Judas completó su traición y Jesús fue apresado. Esto sucede después de que el Señor, en Getsemaní, había aceptado el sufrimiento de manos de su Padre y había dado su ‘sí’ a todo lo que le esperaba. Un SÍ que tuvo que atravesar la angustia y la agonía; un SÍ, después de haberle pedido al Padre que, si era posible, aquel cáliz pasara sin tener que beberlo (cf. Mt 26,39-44); un SÍ que expresa la entrega incondicional al Padre; un SÍ por amor a nosotros, los hombres.
Ahora, Jesús se entrega totalmente al sufrimiento que ha de padecer por nuestra Redención; se enfrenta a todas las burlas y humillaciones, a todas las ofensas, a la impiedad y la crueldad que encontrará en su camino doloroso. Sobre Él recae todo el odio de las tinieblas, la espantosa oscuridad del pecado con su terrible consecuencia: el estar separado de Dios. ¡Parece haber llegado la hora del triunfo del Maligno!
Pero no es la hora de la maldad, aunque ella se la atribuye. Es la hora del Señor, en que la oscuridad será vencida de una vez y para siempre. Es la hora del indecible amor del Señor a su Padre y a nosotros, sus criaturas perdidas. Es la hora en que nuestro Padre Celestial ofrece a toda la humanidad el perdón de sus culpas y la salvación. Es la hora del Señor; es el día de la Redención; es el Viernes Santo.

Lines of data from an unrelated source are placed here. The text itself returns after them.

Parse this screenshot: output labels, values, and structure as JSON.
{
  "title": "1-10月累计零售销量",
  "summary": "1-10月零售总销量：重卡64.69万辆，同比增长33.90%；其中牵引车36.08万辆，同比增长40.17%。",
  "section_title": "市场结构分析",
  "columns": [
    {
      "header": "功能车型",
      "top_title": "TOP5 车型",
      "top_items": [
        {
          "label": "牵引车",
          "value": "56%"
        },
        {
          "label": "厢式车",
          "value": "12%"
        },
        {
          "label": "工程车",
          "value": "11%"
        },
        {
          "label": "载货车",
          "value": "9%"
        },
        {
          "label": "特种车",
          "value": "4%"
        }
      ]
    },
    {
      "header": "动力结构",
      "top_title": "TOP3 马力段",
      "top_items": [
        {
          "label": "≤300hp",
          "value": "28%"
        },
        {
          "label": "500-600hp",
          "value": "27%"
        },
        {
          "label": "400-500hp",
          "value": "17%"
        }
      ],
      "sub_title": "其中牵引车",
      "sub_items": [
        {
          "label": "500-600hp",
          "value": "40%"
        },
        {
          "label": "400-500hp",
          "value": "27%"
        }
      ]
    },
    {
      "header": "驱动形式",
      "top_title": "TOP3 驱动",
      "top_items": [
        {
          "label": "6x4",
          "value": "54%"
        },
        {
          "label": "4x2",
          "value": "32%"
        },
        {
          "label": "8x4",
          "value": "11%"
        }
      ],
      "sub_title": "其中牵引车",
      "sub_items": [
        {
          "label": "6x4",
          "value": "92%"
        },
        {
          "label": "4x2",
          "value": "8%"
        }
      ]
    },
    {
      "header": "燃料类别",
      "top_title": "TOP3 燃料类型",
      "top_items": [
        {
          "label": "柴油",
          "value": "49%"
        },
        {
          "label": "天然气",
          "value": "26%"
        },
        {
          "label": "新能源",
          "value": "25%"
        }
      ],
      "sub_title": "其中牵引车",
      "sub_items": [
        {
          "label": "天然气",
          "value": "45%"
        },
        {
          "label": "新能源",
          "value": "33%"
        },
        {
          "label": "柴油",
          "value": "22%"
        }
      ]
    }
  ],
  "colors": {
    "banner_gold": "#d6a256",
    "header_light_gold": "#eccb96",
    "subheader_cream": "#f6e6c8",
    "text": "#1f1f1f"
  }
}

Como un cordero llevado al matadero, el Señor recorre aquel camino que llamamos ‘viacrucis’. Exteriormente privado de todo poder; pero interiormente sostenido en su Padre, para llevar a la consumación Su Voluntad. Quienes lo vieron pasar en Jerusalén, se encontraron frente a frente con el siervo doliente de Dios, con el Mesías al que habían esperado; lo vieron en una apariencia bastante distinta a la que hubieran imaginado, sin los honores y ademanes que corresponden a un rey.
En su camino hacia la Cruz, Jesús se encuentra con su madre, que permanece fiel junto a Él. Se encuentra también con Verónica, que le muestra su amor, y con las mujeres de Jerusalén, que, en su llanto, tienen compasión por él; almas que no están cegadas como las que le están causando dolor…
Y entonces llega el momento de la consumación. Jesús se deja crucificar, para llevar su misión a su culmen. Elevado en la Cruz, Él redime a la humanidad. ¡La Cruz se convierte en signo de nuestra Redención! El Padre Celestial mismo ha ofrecido el sacrificio que Abrahán no tuvo que ofrecer. ¡Él entregó a su propio Hijo por nosotros!
Ante todo esto, lo único que nos queda decir es: “Te adoramos a Ti, Santo Dios, y te damos gracias, porque nos has redimido por tu amor, que te llevó hasta la Cruz. ¡Gloria a Ti!”